Nach einem leckeren Frühstück machten wir uns bei schönem Wetter aber nur 14° Temperatur gegen neun Uhr auf den Weg Richtung unseres ersten Tagesziels Lenggries. Nach kurzer Zeit erreichten wir die herrlichen Isarauen mitten in München. Viele Menschen nutzten den Samstagmorgen für Joggen, Spaziergänge, Radfahren und sonstige Aktivitäten. Nach wenigen Kilometern wechselte der Radweg vom rechten aufs linke Isarufer, um wiederum nach kurzer Strecke und einem kurzem, aber sehr knackigen Anstieg über eine Eisenbahnbrücke mit untergehängter Radbrücke wieder auf die rechte Flussseite Richtung Nobelvorort Grünwald zu wechseln.

Hier teilte sich der Radfernweg München – Venezia und wir hielten uns rechts, da wir uns für die Variante entlang der Isar entschieden hatten. Durch einen Wald ging es wieder hinab an den Fluss und schon bald erspähten wir die ersten Isarflöße, die feierfreudige Menschen mit Blasmusik und viel Bier von Wolfrathshausen Richtung München transportierten. Super Stimmung auf den Dingern!

Auf diesem Abschnitt der Etappe machten wir einen kurzen Abstecher nach Kloster Schäftlarn. Der imposante Barockbau ist sehenswert und wir legten im Biergarten gegenüber unsere erste Rast ein.

Nächstes Ziel war Wolfrathshausen, bekannt durch die Vorabendkrimiserie Hubert und Staller. Eigentlich wollten wir hier einen Abstecher zum Polizeirevier machen, haben aber aufgrund der Radwegeführung am Ort vorbei die richtige Abfahrt verpasst. Und zurückfahren wollten wir nicht, da wir Bad Tölz ausgiebig besichtigen wollten. Nach Geretsried führt der Radweg durch ein Waldgebiet etwas vom Fluss weg. Auch kommen hier die ersten Steigungen hinauf zu einem idyllischen Platz namens Malerwinkel, von dem man einen fantastischen Blick hinunter zur Isar hat. Bei Aug verlassen wir den Wald und die Route führt durch die Hügellandschaft des Voralpenlandes. Eine schöne Einkehrmöglichkeit ist das Cafe Bolzmacher in Rothenrain. Hier stärkten wir uns mit leckerem Kuchen, bevor uns der Radweg zurück an die Isar nach Bad Tölz führte. An der großen Isarbrücke bogen wir auf das rechte Isarufer ab und besichtigten die sehenswerte Innenstadt. Beeindruckend sind die mit bayrischen Motiven kunstvoll bemalten Häuser.

Nachdem wir uns sattgesehen haben, machten wir uns auf das letzte Stück nach Lenggries. Hier führt der Radweg wieder längs der Isar, die hier bereits recht schnell und wild fließt. Unterwegs kamen uns rafter entgegen, die mit ihren Schlauchbooten auf dem Fluss unterwegs waren.

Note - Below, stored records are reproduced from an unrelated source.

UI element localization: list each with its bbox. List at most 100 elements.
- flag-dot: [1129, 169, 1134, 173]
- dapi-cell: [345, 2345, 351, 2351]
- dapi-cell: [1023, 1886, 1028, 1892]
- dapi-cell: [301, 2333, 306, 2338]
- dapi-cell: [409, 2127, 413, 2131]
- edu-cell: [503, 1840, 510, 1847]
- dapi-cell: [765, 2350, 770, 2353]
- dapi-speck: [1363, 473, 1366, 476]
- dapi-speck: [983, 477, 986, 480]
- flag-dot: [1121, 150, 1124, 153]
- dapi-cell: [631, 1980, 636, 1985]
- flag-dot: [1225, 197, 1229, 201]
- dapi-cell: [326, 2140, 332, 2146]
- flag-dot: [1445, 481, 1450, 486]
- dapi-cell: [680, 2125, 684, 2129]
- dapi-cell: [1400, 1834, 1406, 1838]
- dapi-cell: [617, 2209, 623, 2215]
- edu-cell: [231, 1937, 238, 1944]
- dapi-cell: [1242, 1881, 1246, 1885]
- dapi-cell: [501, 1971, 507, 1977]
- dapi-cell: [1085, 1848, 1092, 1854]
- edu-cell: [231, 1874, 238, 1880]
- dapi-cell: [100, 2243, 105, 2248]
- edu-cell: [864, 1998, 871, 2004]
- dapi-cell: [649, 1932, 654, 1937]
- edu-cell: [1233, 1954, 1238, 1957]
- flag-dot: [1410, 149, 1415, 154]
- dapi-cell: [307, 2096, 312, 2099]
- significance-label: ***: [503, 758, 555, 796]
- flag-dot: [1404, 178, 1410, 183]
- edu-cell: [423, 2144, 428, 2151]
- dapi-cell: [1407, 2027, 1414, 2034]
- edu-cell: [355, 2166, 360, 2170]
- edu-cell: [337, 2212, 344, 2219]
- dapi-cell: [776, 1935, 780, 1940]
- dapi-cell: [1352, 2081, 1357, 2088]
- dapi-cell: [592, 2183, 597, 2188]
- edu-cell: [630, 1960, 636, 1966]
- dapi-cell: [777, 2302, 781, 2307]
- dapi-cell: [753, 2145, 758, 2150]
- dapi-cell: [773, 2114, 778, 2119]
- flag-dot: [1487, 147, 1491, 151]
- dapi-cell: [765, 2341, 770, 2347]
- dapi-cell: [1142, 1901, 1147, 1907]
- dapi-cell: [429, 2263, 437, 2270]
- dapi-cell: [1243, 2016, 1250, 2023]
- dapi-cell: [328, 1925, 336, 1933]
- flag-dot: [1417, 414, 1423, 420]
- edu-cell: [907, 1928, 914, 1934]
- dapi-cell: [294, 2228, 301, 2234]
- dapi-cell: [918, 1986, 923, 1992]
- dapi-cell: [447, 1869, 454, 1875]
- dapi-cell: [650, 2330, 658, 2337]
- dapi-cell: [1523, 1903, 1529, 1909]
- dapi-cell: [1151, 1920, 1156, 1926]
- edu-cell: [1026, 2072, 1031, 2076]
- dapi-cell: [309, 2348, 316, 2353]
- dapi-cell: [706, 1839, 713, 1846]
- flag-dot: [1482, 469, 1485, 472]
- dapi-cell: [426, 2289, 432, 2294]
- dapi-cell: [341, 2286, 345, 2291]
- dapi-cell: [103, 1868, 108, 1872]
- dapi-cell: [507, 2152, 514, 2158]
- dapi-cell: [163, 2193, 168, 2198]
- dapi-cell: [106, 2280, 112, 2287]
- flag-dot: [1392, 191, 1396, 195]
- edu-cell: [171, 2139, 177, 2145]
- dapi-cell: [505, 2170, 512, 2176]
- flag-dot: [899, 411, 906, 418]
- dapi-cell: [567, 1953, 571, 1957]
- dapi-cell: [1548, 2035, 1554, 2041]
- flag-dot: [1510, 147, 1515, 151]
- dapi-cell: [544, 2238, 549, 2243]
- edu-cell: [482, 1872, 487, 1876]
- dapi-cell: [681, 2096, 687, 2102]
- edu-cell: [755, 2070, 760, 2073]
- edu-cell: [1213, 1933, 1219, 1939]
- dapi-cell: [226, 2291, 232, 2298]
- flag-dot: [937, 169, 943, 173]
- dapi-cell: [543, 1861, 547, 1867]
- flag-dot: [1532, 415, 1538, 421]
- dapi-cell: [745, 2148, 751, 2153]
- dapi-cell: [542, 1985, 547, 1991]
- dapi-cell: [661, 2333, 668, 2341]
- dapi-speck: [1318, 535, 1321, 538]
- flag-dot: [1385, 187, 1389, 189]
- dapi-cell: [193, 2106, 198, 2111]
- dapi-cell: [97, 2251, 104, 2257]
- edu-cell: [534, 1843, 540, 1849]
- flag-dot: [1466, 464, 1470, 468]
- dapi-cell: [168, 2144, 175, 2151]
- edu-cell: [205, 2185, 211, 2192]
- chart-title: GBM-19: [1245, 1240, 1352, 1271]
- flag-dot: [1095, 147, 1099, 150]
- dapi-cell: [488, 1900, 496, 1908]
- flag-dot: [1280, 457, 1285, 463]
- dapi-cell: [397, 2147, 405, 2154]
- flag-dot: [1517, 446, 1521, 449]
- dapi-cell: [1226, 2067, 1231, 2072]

Leider stürzte Ellen kurz vor unserem Ziel und verletzte sich leicht am Knie. Etwas müde kamen wir in unserer gemütlichen Unterkunft an. Unsere Vermieterin empfahl uns ein uriges Wirtshaus, in dem hauptsächlich die Einheimischen einkehren. Nach leckeren Abendessen mit Gegrilltem vom offenen Kamin ließen wir den Abend beim Fußball-WM-Spiel zwischen Deutschland und Schweden ausklingen.